厚生労働省が2019年12月24日に当該年の人口動態統計の年間推計値を発表し、日本では医療界ばかりでなく政界にまで激震が走りました。日本人の国内出生数は1899年の統計開始以来初めて90万人を割り86万4千人となり、人口の「自然減」も初めて50万人を超え51万2千人となったということです。つまり日本の少子化と人口減は2017年4月の国立社会保障・人口問題研究所の将来人口推計にも増して加速していることが判明しました。私たちは、子育てに何らかの困難を抱えていたり、子どもまたは親に障害や病いを抱えていたりする家族、あるいは介護に困難を抱えた家族、介護の必要な高齢者のみの家族や単身家族を、どのように支援し看護していくことができるのか。今、家族看護学が応えていかなければならない時が来ていると思います。

将来構想、社会活動・政策、研究促進、教育促進(実践促進班)の各委員会が協力して、さまざまな実践を「家族看護」として同定し、家族看護実践の効果を可視化することで、家族支援看護専門看護師の活躍領域を拡げることや、現任看護師の家族看護実践力の底上げを図っていきたいと考えています。他学会との連携も大切と考えています。

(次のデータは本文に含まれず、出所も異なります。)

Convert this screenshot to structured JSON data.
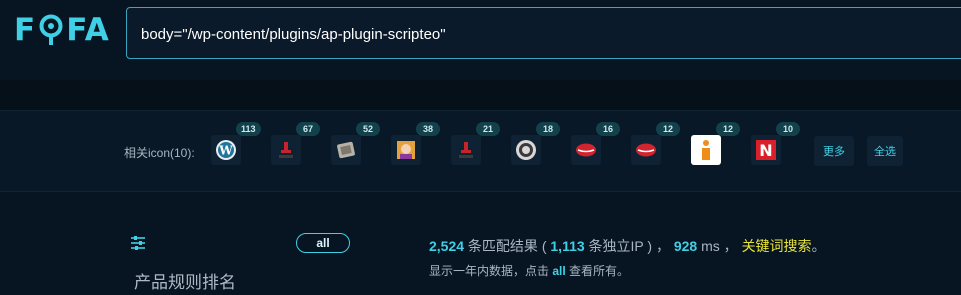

また、国際交流、編集、研究促進、教育促進、広報などの各委員会が協力して、今まで以上に、International Family Nursing Association(IFNA) を初めとする国際学会との交流を深め、学部レベル、大学院レベルの家族看護学教育を整えたり、優れた実践例やモデルを文化的背景を踏まえつつ輸出入して実践に活かしたり、国際共同研究ができるようになれば、家族看護学の実践・教育・研究のすべての領域において世界的に一層の発展がみられるのではないかと期待しています。

会員諸氏のご意見を歓迎します。新しい体制に、どうぞご理解とご協力をよろしくお願いいたします。